Chronic lymphocytic leukemia (CLL) is the most common form of chronic leukemia in Western countries. The disease is most often diagnosed between the ages of 67–72. A patient is diagnosed based on the results of a bone marrow aspiration, peripheral blood sample, or a lymph node biopsy, along with diagnostic imaging studies. When it comes to survival, that may depend on molecular analysis, complete blood count (CBC) values, and the extent of lymph node, spleen, and liver involvement.
The treatment of patients with CLL was a topic of discussion at the Oncology Nursing Society’s 40th Annual Congress, held April 23-26 in Orlando, Florida. Tracy Krimmel, RN, NP, AOCN, an advanced practice nurse at Rutgers Cancer Institute in New Brunswick, New Jersey, discussed the various treatment modalities for patients diagnosed with CLL.
Understanding when to treat patients with CLL is key, as acute vs chronic treatment widely differs. Depending on staging (stage 0–IV), many patients are observed until disease progression occurs. For example, a patient with no anemia or platelet abnormalities, a lymph node size of less than 1.5 cm, and an absolute B-cell count of less than 5,000, would be treated by frequent follow-up clinic visits.
When disease progression occurs, various combination treatment regimens including chemotherapy, monoclonal antibody drugs, and/or targeted therapies may be indicated. Krimmel stressed that National Comprehensive Cancer Network (NCCN) guidelines be followed when considering treatment for this patient population, as biomarker status and patient age will influence proper treatment options.
When it comes to seeking a cure for CLL, allogeneic (donor) stem cell transplantation is the only known therapy with curative potential.
Considering many CLL patients tend to be elderly, transplant may not be the best option, especially for older patients and those with existing comorbidities. Ongoing palliative medical treatment may be a better option. For those patients diagnosed with CLL at a younger age and with poor-risk disease, a transplant may be necessary—but stem cell transplantation isn't without serious risks.

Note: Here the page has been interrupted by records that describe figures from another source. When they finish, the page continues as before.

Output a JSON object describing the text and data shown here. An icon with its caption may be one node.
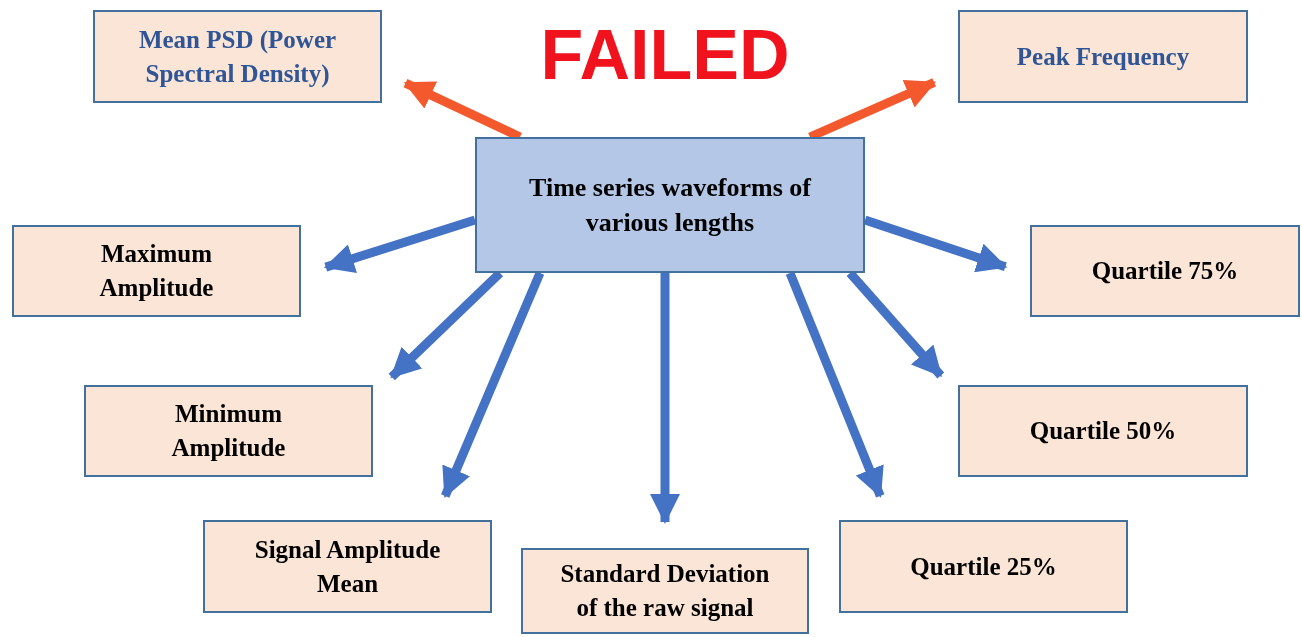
{
  "diagram": {
    "nodes": [
      {
        "text": [
          "Time series waveforms of various lengths"
        ]
      },
      {
        "text": [
          "Mean PSD (Power Spectral Density)"
        ]
      },
      {
        "text": [
          "Peak Frequency"
        ]
      },
      {
        "text": [
          "Maximum Amplitude"
        ]
      },
      {
        "text": [
          "Quartile 75%"
        ]
      },
      {
        "text": [
          "Minimum Amplitude"
        ]
      },
      {
        "text": [
          "Quartile 50%"
        ]
      },
      {
        "text": [
          "Signal Amplitude Mean"
        ]
      },
      {
        "text": [
          "Standard Deviation of the raw signal"
        ]
      },
      {
        "text": [
          "Quartile 25%"
        ]
      }
    ],
    "edges": [
      {
        "from": 0,
        "to": 1,
        "arrow": "to",
        "color": "#f4592e"
      },
      {
        "from": 0,
        "to": 2,
        "arrow": "to",
        "color": "#f4592e"
      },
      {
        "from": 0,
        "to": 3,
        "arrow": "to"
      },
      {
        "from": 0,
        "to": 4,
        "arrow": "to"
      },
      {
        "from": 0,
        "to": 5,
        "arrow": "to"
      },
      {
        "from": 0,
        "to": 6,
        "arrow": "to"
      },
      {
        "from": 0,
        "to": 7,
        "arrow": "to"
      },
      {
        "from": 0,
        "to": 8,
        "arrow": "to"
      },
      {
        "from": 0,
        "to": 9,
        "arrow": "to"
      }
    ],
    "labels": [
      "FAILED"
    ]
  }
}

Acute complications associated with transplantation are graft-vs-host disease (GVHD), the risk of serious infections, pulmonary and hepatic toxicities, and severe renal impairment. Acute GVHD (aGVHD) generally occurs within the first 100 days after transplant.
Treatment for aGVHD may depend on the extent of symptoms. Most commonly, patients will receive steroid treatment and/or localized treatment with ultraviolet light therapy for those experiencing rash.

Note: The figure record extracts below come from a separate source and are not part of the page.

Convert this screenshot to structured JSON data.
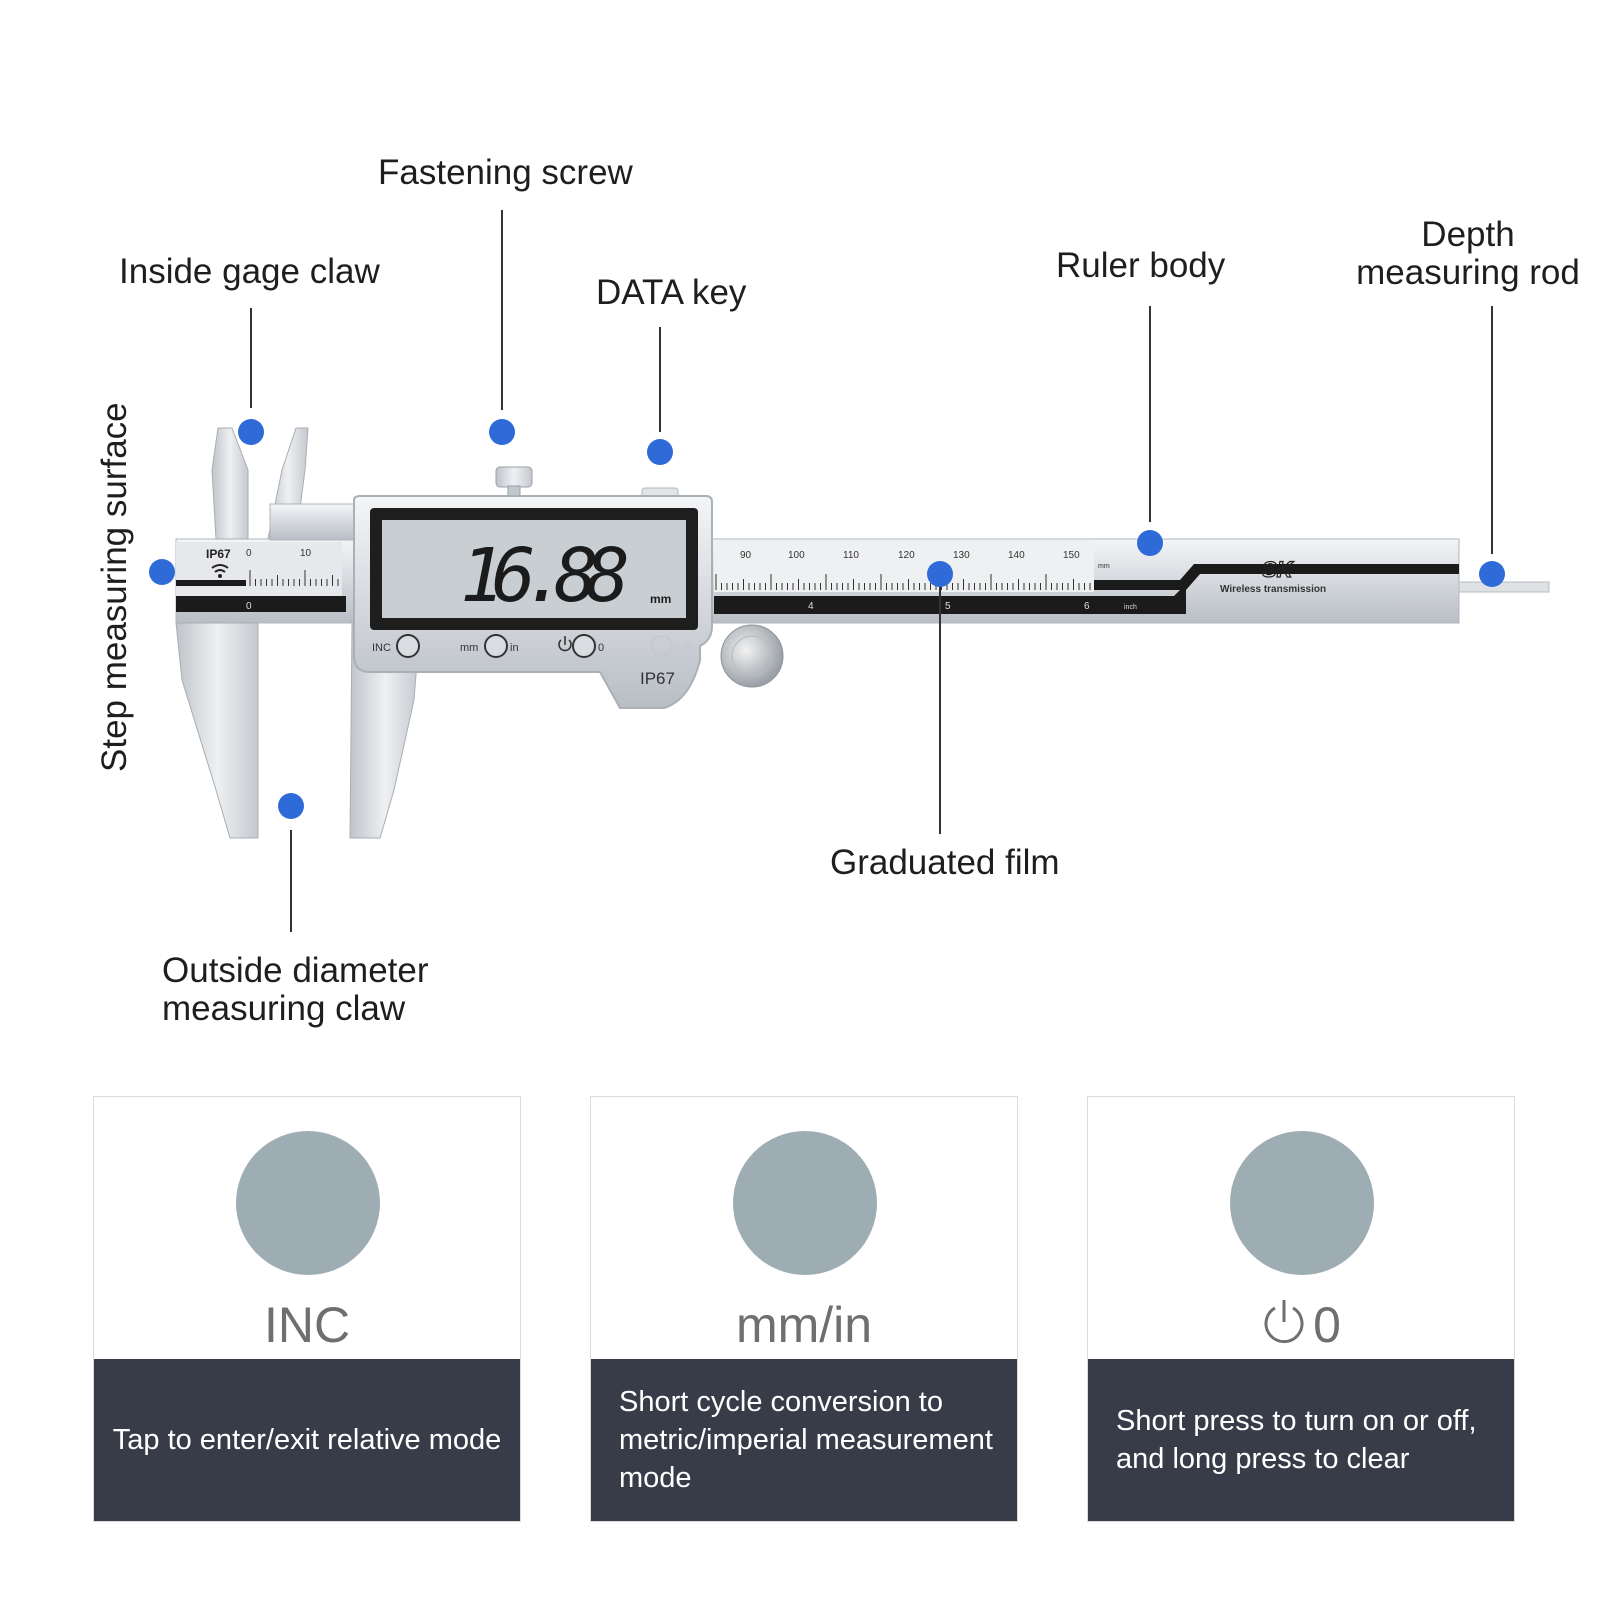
{
  "callouts": {
    "fastening_screw": "Fastening screw",
    "inside_gage_claw": "Inside gage claw",
    "data_key": "DATA key",
    "ruler_body": "Ruler body",
    "depth_rod_line1": "Depth",
    "depth_rod_line2": "measuring rod",
    "step_surface": "Step measuring surface",
    "graduated_film": "Graduated film",
    "outside_claw_line1": "Outside diameter",
    "outside_claw_line2": "measuring claw"
  },
  "device": {
    "display_value": "16.88",
    "display_unit": "mm",
    "ip_rating": "IP67",
    "brand": "SK",
    "wireless_text": "Wireless transmission",
    "button_labels": {
      "inc": "INC",
      "mm": "mm",
      "in": "in",
      "zero": "0"
    },
    "scale_numbers": [
      "0",
      "10",
      "90",
      "100",
      "110",
      "120",
      "130",
      "140",
      "150"
    ],
    "scale_unit": "mm",
    "inch_numbers": [
      "0",
      "4",
      "5",
      "6"
    ],
    "inch_unit": "inch"
  },
  "colors": {
    "dot": "#2f6bd8",
    "card_circle": "#9dadb3",
    "card_desc_bg": "#383c49",
    "metal": "#d7dbe0",
    "lcd": "#c9ced2"
  },
  "cards": [
    {
      "icon": "",
      "label": "INC",
      "description": "Tap to enter/exit relative mode"
    },
    {
      "icon": "",
      "label": "mm/in",
      "description": "Short cycle conversion to metric/imperial measurement mode"
    },
    {
      "icon": "power-icon",
      "label": "0",
      "description": "Short press to turn on or off, and long press to clear"
    }
  ]
}
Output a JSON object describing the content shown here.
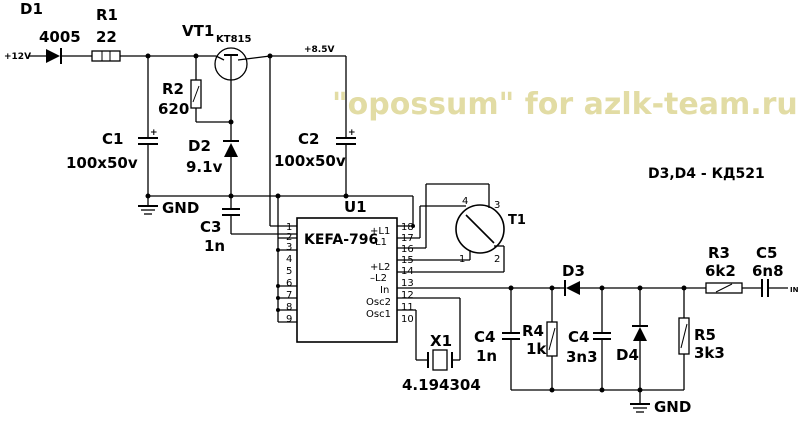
{
  "watermark": "\"opossum\"  for azlk-team.ru",
  "note": "D3,D4 - КД521",
  "supply_in": "+12V",
  "supply_rail": "+8.5V",
  "gnd_top": "GND",
  "gnd_bottom": "GND",
  "signal_in": "IN",
  "components": {
    "D1": {
      "ref": "D1",
      "value": "4005"
    },
    "R1": {
      "ref": "R1",
      "value": "22"
    },
    "VT1": {
      "ref": "VT1",
      "value": "KT815"
    },
    "R2": {
      "ref": "R2",
      "value": "620"
    },
    "D2": {
      "ref": "D2",
      "value": "9.1v"
    },
    "C1": {
      "ref": "C1",
      "value": "100x50v"
    },
    "C2": {
      "ref": "C2",
      "value": "100x50v"
    },
    "C3": {
      "ref": "C3",
      "value": "1n"
    },
    "U1": {
      "ref": "U1",
      "value": "KEFA-796"
    },
    "T1": {
      "ref": "T1"
    },
    "X1": {
      "ref": "X1",
      "value": "4.194304"
    },
    "D3": {
      "ref": "D3"
    },
    "D4": {
      "ref": "D4"
    },
    "R3": {
      "ref": "R3",
      "value": "6k2"
    },
    "C5": {
      "ref": "C5",
      "value": "6n8"
    },
    "C4a": {
      "ref": "C4",
      "value": "1n"
    },
    "R4": {
      "ref": "R4",
      "value": "1k"
    },
    "C4b": {
      "ref": "C4",
      "value": "3n3"
    },
    "R5": {
      "ref": "R5",
      "value": "3k3"
    }
  },
  "u1_pins_left": [
    "1",
    "2",
    "3",
    "4",
    "5",
    "6",
    "7",
    "8",
    "9"
  ],
  "u1_pins_right": [
    "18",
    "17",
    "16",
    "15",
    "14",
    "13",
    "12",
    "11",
    "10"
  ],
  "u1_pin_names": [
    "+L1",
    "–L1",
    "+L2",
    "–L2",
    "In",
    "Osc2",
    "Osc1"
  ],
  "t1_pins": [
    "4",
    "3",
    "1",
    "2"
  ]
}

If patients complain of adverse symptoms a few months or longer after their transplantation, they are experiencing what is known as chronic GVHD (cGVHD). This is the major cause of late-onset death and requires immediate attention.

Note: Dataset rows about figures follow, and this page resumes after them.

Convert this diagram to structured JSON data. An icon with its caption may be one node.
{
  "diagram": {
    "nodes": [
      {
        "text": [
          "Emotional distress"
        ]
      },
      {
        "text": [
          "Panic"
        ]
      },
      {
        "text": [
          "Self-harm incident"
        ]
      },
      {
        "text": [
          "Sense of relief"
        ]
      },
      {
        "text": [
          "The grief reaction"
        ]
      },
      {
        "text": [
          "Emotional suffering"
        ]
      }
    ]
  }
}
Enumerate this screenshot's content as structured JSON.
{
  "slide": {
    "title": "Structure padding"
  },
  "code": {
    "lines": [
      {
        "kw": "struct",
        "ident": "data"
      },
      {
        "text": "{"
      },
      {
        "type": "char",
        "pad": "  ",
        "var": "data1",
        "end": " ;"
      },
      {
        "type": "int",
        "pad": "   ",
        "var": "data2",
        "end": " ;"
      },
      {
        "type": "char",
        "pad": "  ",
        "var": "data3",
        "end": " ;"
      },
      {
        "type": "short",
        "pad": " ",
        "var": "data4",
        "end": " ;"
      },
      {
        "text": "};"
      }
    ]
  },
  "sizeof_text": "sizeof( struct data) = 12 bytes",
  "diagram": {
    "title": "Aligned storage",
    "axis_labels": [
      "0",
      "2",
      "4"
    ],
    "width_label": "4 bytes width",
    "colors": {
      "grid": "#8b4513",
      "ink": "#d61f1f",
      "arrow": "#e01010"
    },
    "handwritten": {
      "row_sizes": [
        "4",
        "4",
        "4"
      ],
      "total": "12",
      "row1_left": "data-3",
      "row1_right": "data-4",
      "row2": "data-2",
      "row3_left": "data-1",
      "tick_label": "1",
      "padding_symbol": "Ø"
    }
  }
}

Considered a long-term effect of allogeneic stem cell transplantation, cGVHD is an immune-mediated disorder that occurs in 30% to 70% of patients. Aside from cGVHD, secondary malignancies, severe infections (cytomegalovirus), extensive skin/oral involvement, pulmonary, cardiac, and endocrine disorders are just some the issues that can arise post transplantation. The treatment is similar to that of aGVHD, except other therapies such as monoclonal antibodies and tyrosine kinase inhibitors may be added.
So, why does this occur? While the pathophysiology behind GVHD is not clearly understood, it is thought that the immune reaction between donor T cells and host cells create a cascade of events, leading to the aforementioned disorders above.
While this may be review for many of you, the goal of this ONS session was to help participants have a better understanding of the issues associated with bone marrow transplantation in CLL patients. In addition, the speaker addressed important nursing implications in transplant care: patient education, focused assessments, monitoring for treatment-related toxicities, and providing ongoing emotional support for CLL patients.